Yong-duck Jung, who received his PhD in public administration from the USC Price School of Public Policy in 1981, took over as president of the research council in January.
“Public administration and policy is an important academic field in Korea, where the state and public administration have been playing a leading role for national development,” Jung said. “As an expert of public administration, I have tried to apply the philosophies and theories that I learned at USC whenever I participate in administrative reform committees and performance evaluation committees of Korean government.”
Established in 1976, the council is an independent federation of 15 academic associations of the social sciences in South Korea. The council organizes local and international conferences that address current yet enduring social issues through multidisciplinary approaches, according to Jung. It also publishes the Korean Social Science Journal, an academic journal in English, as well as the Social Sciences Book Review.
“It’s very prestigious for us to have Yong-duck in this position,” said Jack Knott, dean of USC Price. “Part of what we try to demonstrate to our PhD students is that our graduates are very successful and also very impactful. Having him as president of the Korean Social Science Research Council helps the school make its mark in the advancement of public administration.”
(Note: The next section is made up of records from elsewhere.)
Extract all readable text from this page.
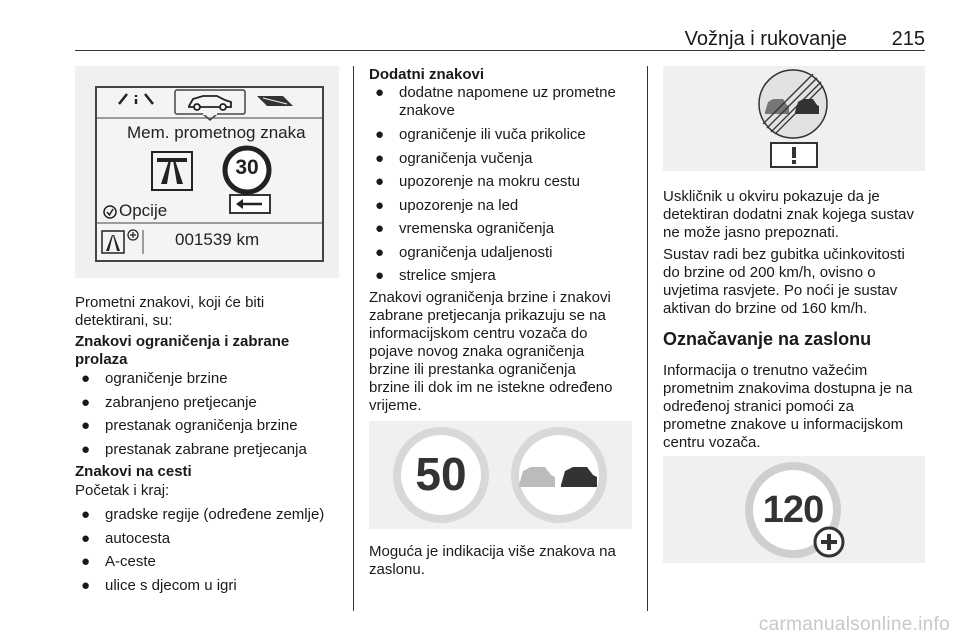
Vožnja i rukovanje 215
Mem. prometnog znaka
30
Opcije
001539 km
Prometni znakovi, koji će biti
detektirani, su:
Znakovi ograničenja i zabrane
prolaza
● ograničenje brzine
● zabranjeno pretjecanje
● prestanak ograničenja brzine
● prestanak zabrane pretjecanja
Znakovi na cesti
Početak i kraj:
● gradske regije (određene zemlje)
● autocesta
● A-ceste
● ulice s djecom u igri
Dodatni znakovi
● dodatne napomene uz prometne
znakove
● ograničenje ili vuča prikolice
● ograničenja vučenja
● upozorenje na mokru cestu
● upozorenje na led
● vremenska ograničenja
● ograničenja udaljenosti
● strelice smjera
Znakovi ograničenja brzine i znakovi
zabrane pretjecanja prikazuju se na
informacijskom centru vozača do
pojave novog znaka ograničenja
brzine ili prestanka ograničenja
brzine ili dok im ne istekne određeno
vrijeme.
50
Moguća je indikacija više znakova na
zaslonu.
Uskličnik u okviru pokazuje da je
detektiran dodatni znak kojega sustav
ne može jasno prepoznati.
Sustav radi bez gubitka učinkovitosti
do brzine od 200 km/h, ovisno o
uvjetima rasvjete. Po noći je sustav
aktivan do brzine od 160 km/h.
Označavanje na zaslonu
Informacija o trenutno važećim
prometnim znakovima dostupna je na
određenoj stranici pomoći za
prometne znakove u informacijskom
centru vozača.
120
carmanualsonline.info
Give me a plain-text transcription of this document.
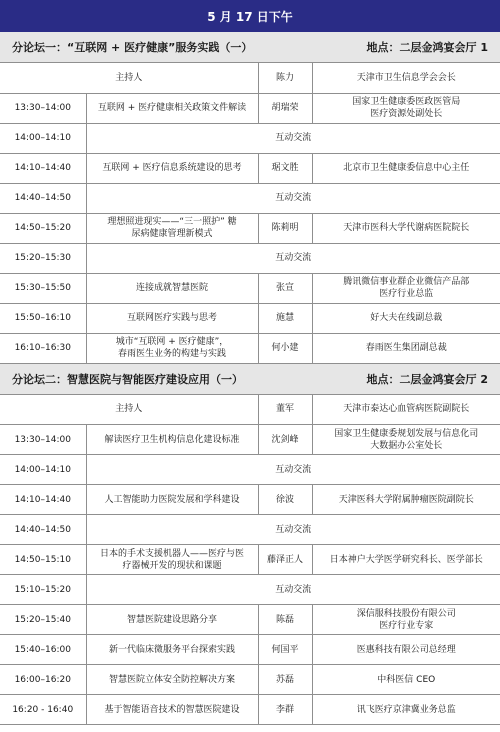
5 月 17 日下午
分论坛一：“互联网 + 医疗健康”服务实践（一）	地点：二层金鸿宴会厅 1
主持人		陈力	天津市卫生信息学会会长
13:30–14:00	互联网 + 医疗健康相关政策文件解读	胡瑞荣	国家卫生健康委医政医管局
医疗资源处副处长
14:00–14:10	互动交流		
14:10–14:40	互联网 + 医疗信息系统建设的思考	琚文胜	北京市卫生健康委信息中心主任
14:40–14:50	互动交流		
14:50–15:20	理想照进现实——“三一照护” 糖
尿病健康管理新模式	陈莉明	天津市医科大学代谢病医院院长
15:20–15:30	互动交流		
15:30–15:50	连接成就智慧医院	张宣	腾讯微信事业群企业微信产品部
医疗行业总监
15:50–16:10	互联网医疗实践与思考	施慧	好大夫在线副总裁
16:10–16:30	城市“互联网 + 医疗健康”，
春雨医生业务的构建与实践	何小建	春雨医生集团副总裁
分论坛二：智慧医院与智能医疗建设应用（一）	地点：二层金鸿宴会厅 2
主持人		董军	天津市泰达心血管病医院副院长
13:30–14:00	解读医疗卫生机构信息化建设标准	沈剑峰	国家卫生健康委规划发展与信息化司
大数据办公室处长
14:00–14:10	互动交流		
14:10–14:40	人工智能助力医院发展和学科建设	徐波	天津医科大学附属肿瘤医院副院长
14:40–14:50	互动交流		
14:50–15:10	日本的手术支援机器人——医疗与医
疗器械开发的现状和课题	藤泽正人	日本神户大学医学研究科长、医学部长
15:10–15:20	互动交流		
15:20–15:40	智慧医院建设思路分享	陈磊	深信服科技股份有限公司
医疗行业专家
15:40–16:00	新一代临床微服务平台探索实践	何国平	医惠科技有限公司总经理
16:00–16:20	智慧医院立体安全防控解决方案	苏磊	中科医信 CEO
16:20 - 16:40	基于智能语音技术的智慧医院建设	李群	讯飞医疗京津冀业务总监
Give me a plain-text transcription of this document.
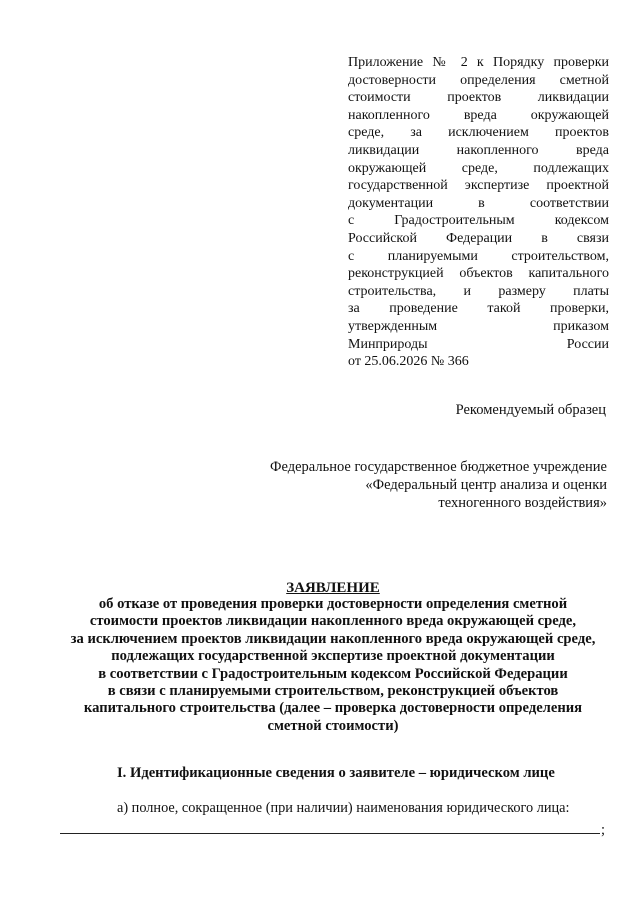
Приложение № 2 к Порядку проверки
достоверности определения сметной
стоимости проектов ликвидации
накопленного вреда окружающей
среде, за исключением проектов
ликвидации накопленного вреда
окружающей среде, подлежащих
государственной экспертизе проектной
документации в соответствии
с Градостроительным кодексом
Российской Федерации в связи
с планируемыми строительством,
реконструкцией объектов капитального
строительства, и размеру платы
за проведение такой проверки,
утвержденным приказом
Минприроды России
от 25.06.2026 № 366
Рекомендуемый образец
Федеральное государственное бюджетное учреждение
«Федеральный центр анализа и оценки
техногенного воздействия»
ЗАЯВЛЕНИЕ
об отказе от проведения проверки достоверности определения сметной
стоимости проектов ликвидации накопленного вреда окружающей среде,
за исключением проектов ликвидации накопленного вреда окружающей среде,
подлежащих государственной экспертизе проектной документации
в соответствии с Градостроительным кодексом Российской Федерации
в связи с планируемыми строительством, реконструкцией объектов
капитального строительства (далее – проверка достоверности определения
сметной стоимости)
I. Идентификационные сведения о заявителе – юридическом лице
а) полное, сокращенное (при наличии) наименования юридического лица:
;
Jung, who is also a professor at the Graduate School of Public Administration for Seoul National University, has written and edited many books, including Public Administration in the Modern State, The State Apparatuses in Korea and Japan, Collaborative Governance in the United States and Korea, and Public Conflicts and Policy Coordination Leadership.
He helped USC Price expand its global reach by using his connections to facilitate a memorandum of understanding with South Korea’s Ministry of Public Administration and Security to refer top-level employees for graduate education. Three graduate students from the ministry are expected to study at USC Price in the fall.
“He helps us bring in top international scholars,” said Carol Rush, associate dean for student affairs at USC Price. “He’s also regularly referring his top master’s students to our PhD program. He’s always positioning USC Price in a good light within the field in South Korea.”